Adopted: 19 August 1903 as SO 427 but renumbered as SO 422 for the first printed edition
1989 revision: Old SO 437 renumbered as SO 202; content modified to incorporate relevant parts of a sessional order in existence in various forms since 1911 ; language modernised
As adopted in 1903, this standing order provided as follows:
If a Debate be interrupted by a Count-Out or by any Adjournment of the Senate, such Debate may, on Motion after Notice, be resumed at the point where it was so interrupted.
This ponderous procedure, based on SOs 166–69 of the South Australian House of Assembly, had already been modified by sessional order by 1911. The modification applied to Friday sittings and provided for the President to put the question for the adjournment of the Senate at a particular time, for the question not to be open to debate and for any interrupted business to appear on the Notice Paper for the next sitting day without any motion being required (let alone a motion requiring notice to be given). Doubtless such expedition was influenced by the train timetables out of Melbourne (and later, Canberra) on a Friday afternoon.
The sessional order for the adjournment on Fridays was renewed in every session till 1951 when a new version was adopted that applied to the adjournment on all days, modified to allow debate on the question.
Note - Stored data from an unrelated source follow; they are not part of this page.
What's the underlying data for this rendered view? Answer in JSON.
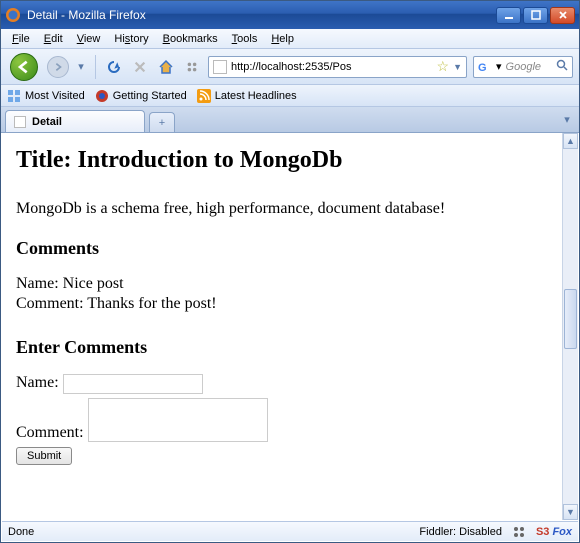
{
  "window": {
    "title": "Detail - Mozilla Firefox"
  },
  "menu": {
    "file": "File",
    "edit": "Edit",
    "view": "View",
    "history": "History",
    "bookmarks": "Bookmarks",
    "tools": "Tools",
    "help": "Help"
  },
  "navbar": {
    "url": "http://localhost:2535/Pos",
    "search_placeholder": "Google"
  },
  "bookmarks_bar": {
    "items": [
      {
        "label": "Most Visited"
      },
      {
        "label": "Getting Started"
      },
      {
        "label": "Latest Headlines"
      }
    ]
  },
  "tabs": {
    "active": {
      "label": "Detail"
    }
  },
  "content": {
    "title": "Title: Introduction to MongoDb",
    "body": "MongoDb is a schema free, high performance, document database!",
    "comments_heading": "Comments",
    "comments": [
      {
        "name_label": "Name:",
        "name": "Nice post",
        "comment_label": "Comment:",
        "comment": "Thanks for the post!"
      }
    ],
    "form_heading": "Enter Comments",
    "form": {
      "name_label": "Name:",
      "name_value": "",
      "comment_label": "Comment:",
      "comment_value": "",
      "submit_label": "Submit"
    }
  },
  "statusbar": {
    "status": "Done",
    "fiddler": "Fiddler: Disabled",
    "s3fox_s3": "S3",
    "s3fox_fox": "Fox"
  }
}
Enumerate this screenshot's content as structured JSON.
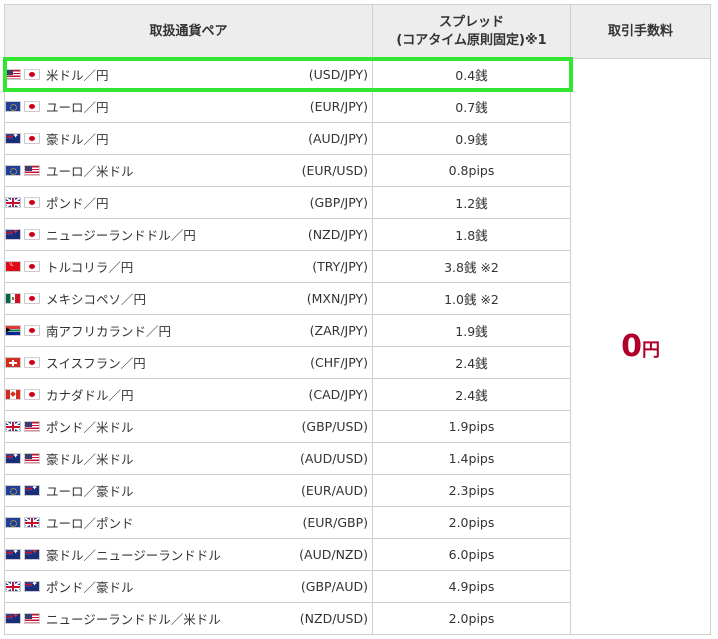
{
  "table": {
    "headers": {
      "pair": "取扱通貨ペア",
      "spread_line1": "スプレッド",
      "spread_line2": "(コアタイム原則固定)※1",
      "fee": "取引手数料"
    },
    "fee": {
      "value": "0",
      "unit": "円"
    },
    "rows": [
      {
        "flags": [
          "us",
          "jp"
        ],
        "name": "米ドル／円",
        "code": "(USD/JPY)",
        "spread": "0.4銭",
        "highlighted": true
      },
      {
        "flags": [
          "eu",
          "jp"
        ],
        "name": "ユーロ／円",
        "code": "(EUR/JPY)",
        "spread": "0.7銭"
      },
      {
        "flags": [
          "au",
          "jp"
        ],
        "name": "豪ドル／円",
        "code": "(AUD/JPY)",
        "spread": "0.9銭"
      },
      {
        "flags": [
          "eu",
          "us"
        ],
        "name": "ユーロ／米ドル",
        "code": "(EUR/USD)",
        "spread": "0.8pips"
      },
      {
        "flags": [
          "gb",
          "jp"
        ],
        "name": "ポンド／円",
        "code": "(GBP/JPY)",
        "spread": "1.2銭"
      },
      {
        "flags": [
          "nz",
          "jp"
        ],
        "name": "ニュージーランドドル／円",
        "code": "(NZD/JPY)",
        "spread": "1.8銭"
      },
      {
        "flags": [
          "tr",
          "jp"
        ],
        "name": "トルコリラ／円",
        "code": "(TRY/JPY)",
        "spread": "3.8銭 ※2"
      },
      {
        "flags": [
          "mx",
          "jp"
        ],
        "name": "メキシコペソ／円",
        "code": "(MXN/JPY)",
        "spread": "1.0銭 ※2"
      },
      {
        "flags": [
          "za",
          "jp"
        ],
        "name": "南アフリカランド／円",
        "code": "(ZAR/JPY)",
        "spread": "1.9銭"
      },
      {
        "flags": [
          "ch",
          "jp"
        ],
        "name": "スイスフラン／円",
        "code": "(CHF/JPY)",
        "spread": "2.4銭"
      },
      {
        "flags": [
          "ca",
          "jp"
        ],
        "name": "カナダドル／円",
        "code": "(CAD/JPY)",
        "spread": "2.4銭"
      },
      {
        "flags": [
          "gb",
          "us"
        ],
        "name": "ポンド／米ドル",
        "code": "(GBP/USD)",
        "spread": "1.9pips"
      },
      {
        "flags": [
          "au",
          "us"
        ],
        "name": "豪ドル／米ドル",
        "code": "(AUD/USD)",
        "spread": "1.4pips"
      },
      {
        "flags": [
          "eu",
          "au"
        ],
        "name": "ユーロ／豪ドル",
        "code": "(EUR/AUD)",
        "spread": "2.3pips"
      },
      {
        "flags": [
          "eu",
          "gb"
        ],
        "name": "ユーロ／ポンド",
        "code": "(EUR/GBP)",
        "spread": "2.0pips"
      },
      {
        "flags": [
          "au",
          "nz"
        ],
        "name": "豪ドル／ニュージーランドドル",
        "code": "(AUD/NZD)",
        "spread": "6.0pips"
      },
      {
        "flags": [
          "gb",
          "au"
        ],
        "name": "ポンド／豪ドル",
        "code": "(GBP/AUD)",
        "spread": "4.9pips"
      },
      {
        "flags": [
          "nz",
          "us"
        ],
        "name": "ニュージーランドドル／米ドル",
        "code": "(NZD/USD)",
        "spread": "2.0pips"
      }
    ]
  },
  "colors": {
    "highlight": "#33e633",
    "fee_text": "#b0002a",
    "header_bg": "#ededed",
    "border": "#cfcfcf"
  }
}
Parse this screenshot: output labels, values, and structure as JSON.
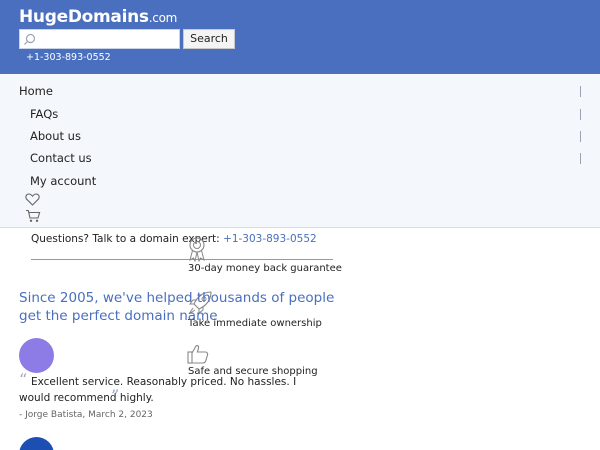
{
  "header": {
    "logo_main": "HugeDomains",
    "logo_suffix": ".com",
    "search_placeholder": "",
    "search_button": "Search",
    "phone": "+1-303-893-0552",
    "bg_color": "#4a6fbe"
  },
  "nav": {
    "items": [
      {
        "label": "Home"
      },
      {
        "label": "FAQs"
      },
      {
        "label": "About us"
      },
      {
        "label": "Contact us"
      },
      {
        "label": "My account"
      }
    ],
    "icons": [
      "heart-icon",
      "cart-icon"
    ]
  },
  "help": {
    "text": "Questions? Talk to a domain expert: ",
    "phone": "+1-303-893-0552"
  },
  "features": [
    {
      "icon": "ribbon-award-icon",
      "text": "30-day money back guarantee"
    },
    {
      "icon": "rocket-icon",
      "text": "Take immediate ownership"
    },
    {
      "icon": "thumbs-up-icon",
      "text": "Safe and secure shopping"
    }
  ],
  "headline": "Since 2005, we've helped thousands of people get the perfect domain name",
  "testimonial": {
    "text": "Excellent service. Reasonably priced. No hassles. I would recommend highly.",
    "author": "- Jorge Batista, March 2, 2023"
  },
  "colors": {
    "accent": "#4a6fbe",
    "avatar1": "#8e7ce6",
    "avatar2": "#1d4fb2"
  }
}
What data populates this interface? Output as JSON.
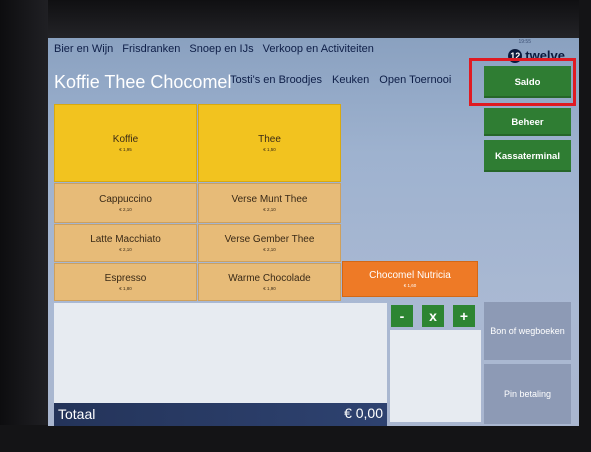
{
  "topnav": [
    "Bier en Wijn",
    "Frisdranken",
    "Snoep en IJs",
    "Verkoop en Activiteiten"
  ],
  "logo": {
    "time": "19:55",
    "mark": "12",
    "word": "twelve"
  },
  "category_title": "Koffie Thee Chocomel",
  "subnav": [
    "Tosti's en Broodjes",
    "Keuken",
    "Open Toernooi"
  ],
  "side_buttons": {
    "saldo": "Saldo",
    "beheer": "Beheer",
    "kassaterminal": "Kassaterminal"
  },
  "products": [
    {
      "name": "Koffie",
      "price": "€ 1,95"
    },
    {
      "name": "Thee",
      "price": "€ 1,50"
    },
    {
      "name": "Cappuccino",
      "price": "€ 2,10"
    },
    {
      "name": "Verse Munt Thee",
      "price": "€ 2,10"
    },
    {
      "name": "Latte Macchiato",
      "price": "€ 2,10"
    },
    {
      "name": "Verse Gember Thee",
      "price": "€ 2,10"
    },
    {
      "name": "Espresso",
      "price": "€ 1,80"
    },
    {
      "name": "Warme Chocolade",
      "price": "€ 1,90"
    },
    {
      "name": "Chocomel Nutricia",
      "price": "€ 1,60"
    }
  ],
  "qty_controls": {
    "minus": "-",
    "remove": "x",
    "plus": "+"
  },
  "payment": {
    "bon": "Bon of wegboeken",
    "pin": "Pin betaling"
  },
  "total": {
    "label": "Totaal",
    "amount": "€ 0,00"
  },
  "colors": {
    "accent_green": "#2f7d33",
    "highlight_red": "#e01a22",
    "total_bar": "#2a3c66"
  }
}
This version, with further minor amendments from time to time, was re-adopted in each session up to and including the session commencing in September 1987.
Having been in operation in one form or another since 1911, the sessional order was finally incorporated into standing orders as part of the 1989 revision, thus ensuring that the standing orders reflected the actual practices of the Senate. The reference to count-outs was deleted as being superfluous and already covered by the term “adjournment”.